Terry Mason, group operations director at rent guarantor service Housing Hand, said the coronavirus remains a worry to all in the lettings market. “At present we have seen very little effect – however, it has the potential to be devastating,” he explained.
“If the virus spreads and becomes a pandemic around the world, then people coming to the UK needing to rent property will drop dramatically. On the other hand, those from abroad who are already here may not be able to (or wish to) return home – but will they have the means to pay their rent?”
He added: “In the short-term, I think it’s business as usual, with everyone watching the economy for any change in their business income, essential for paying wages. If the virus spreads, we could see businesses unable to pay staff and redundancies leading to many tenants being unable to pay their rent.”
Mason said that, if companies are not hiring or students decide not to travel to the UK for university courses, ‘we would have a huge oversupply of available lets and a whole year of letting upset’.
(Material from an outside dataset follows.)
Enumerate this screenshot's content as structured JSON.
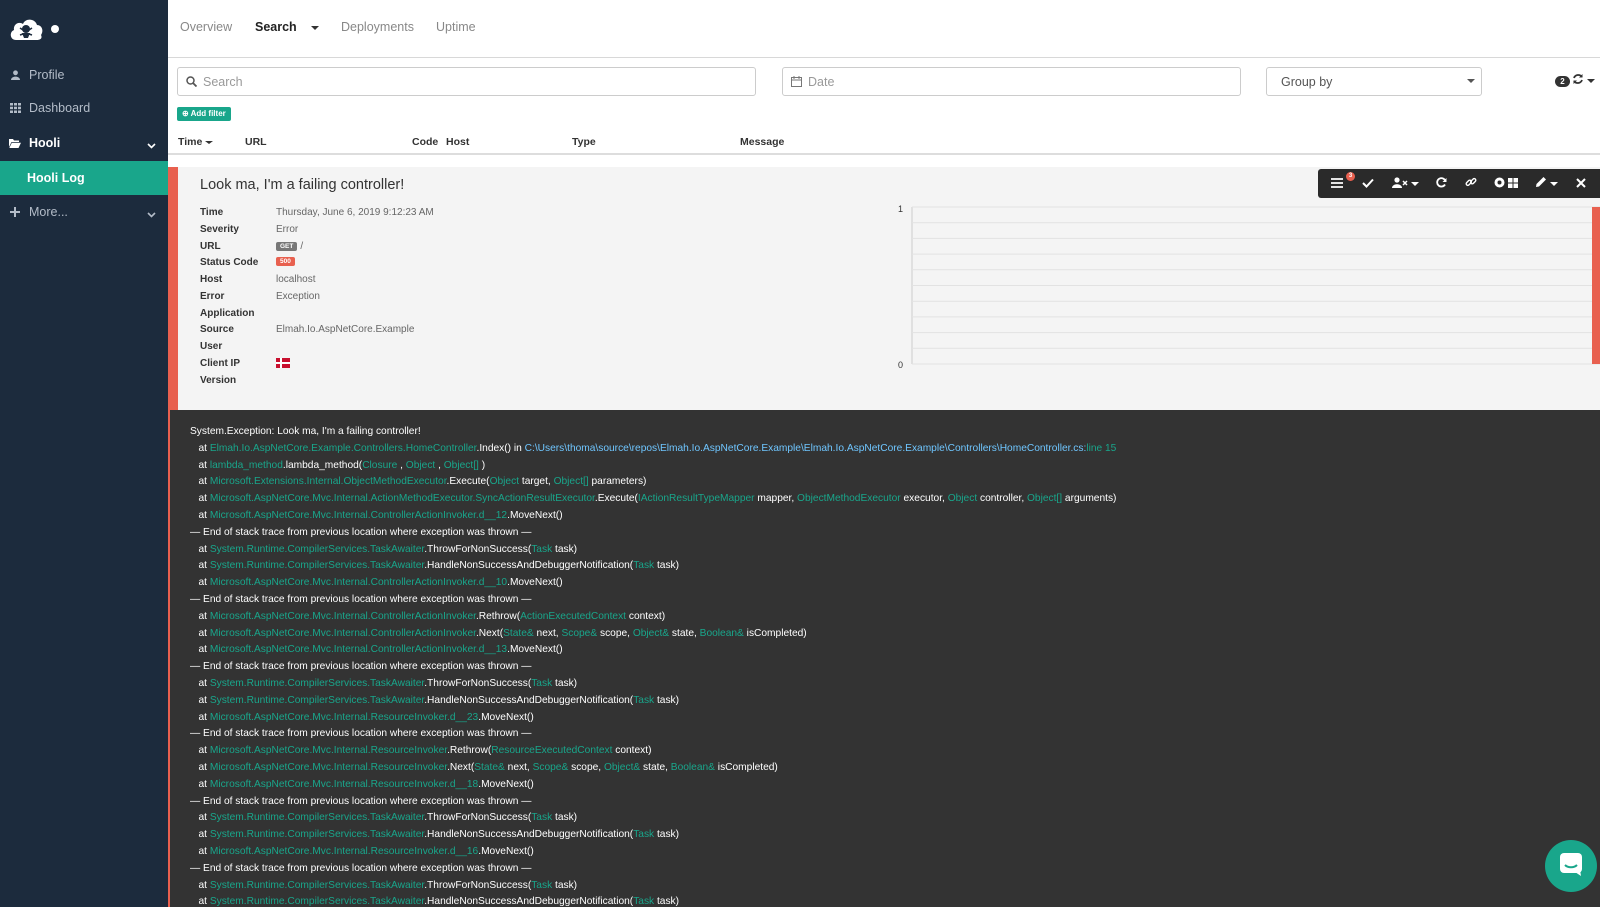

“I think we are in the balance now; the outcome depends on containment,” Mason concluded. “Currently, the numbers here are extremely low, as is the risk of catching the virus, let alone dying from it, but looking at the worst-case scenario should help people take the necessary steps to help containment.”
What about overseas investment?
Camilla Dell, managing partner at buying agents Black Brick, said the impact on Prime Central London – where many overseas investors, especially from South East Asia, purchase property – had so far been minimal.
“Although a fair proportion of PCL homes are bought by HNW international buyers, we haven’t yet had many clients talking to us about the coronavirus,” she said.
“However, with some employers asking staff to self-isolate and work from home, we can predict that home offices will become more popular.”
She added: “We’ve seen a variety of buyers interested in properties with large studies, or serviced executive suites within luxury developments; and this is part of an ongoing trend for people to work more flexibly, aided by increasingly agile technology within the home.”
Hannah Aykroyd, managing director of boutique property advisory firm Aykroyd & Co, said stock markets have dropped (and since slightly recovered) in response to news about the coronavirus, and ‘in general, investors around the world are slightly holding their breath to see how things unfold’.
“At Aykroyd & Co, we have had two foreign buyers ask us to put their searches on hold temporarily due to travel restrictions or concerns about travel restrictions,” she continued. “However, in one case, we solved the problem with a creative approach and carried out a remote purchase.”
“Equally, we have two separate clients in town from Hong Kong who have been here since the news first broke and are using the time to focus on property investment in London. As a result, we are advising on building out a property investment portfolio which we would both acquire and manage for the long-term.”
Aykroyd said it was important to note that ‘neither we nor our clients are worried about the long-term resilience of the London property market, particularly at the top end’.
She claimed PCL residential property has been the best-performing asset class in the world over the past 25 years – through all kinds of crises.
“We are currently in a buying opportunity and this will not change with the outbreak of coronavirus. Savvy investors are well-aware of this.”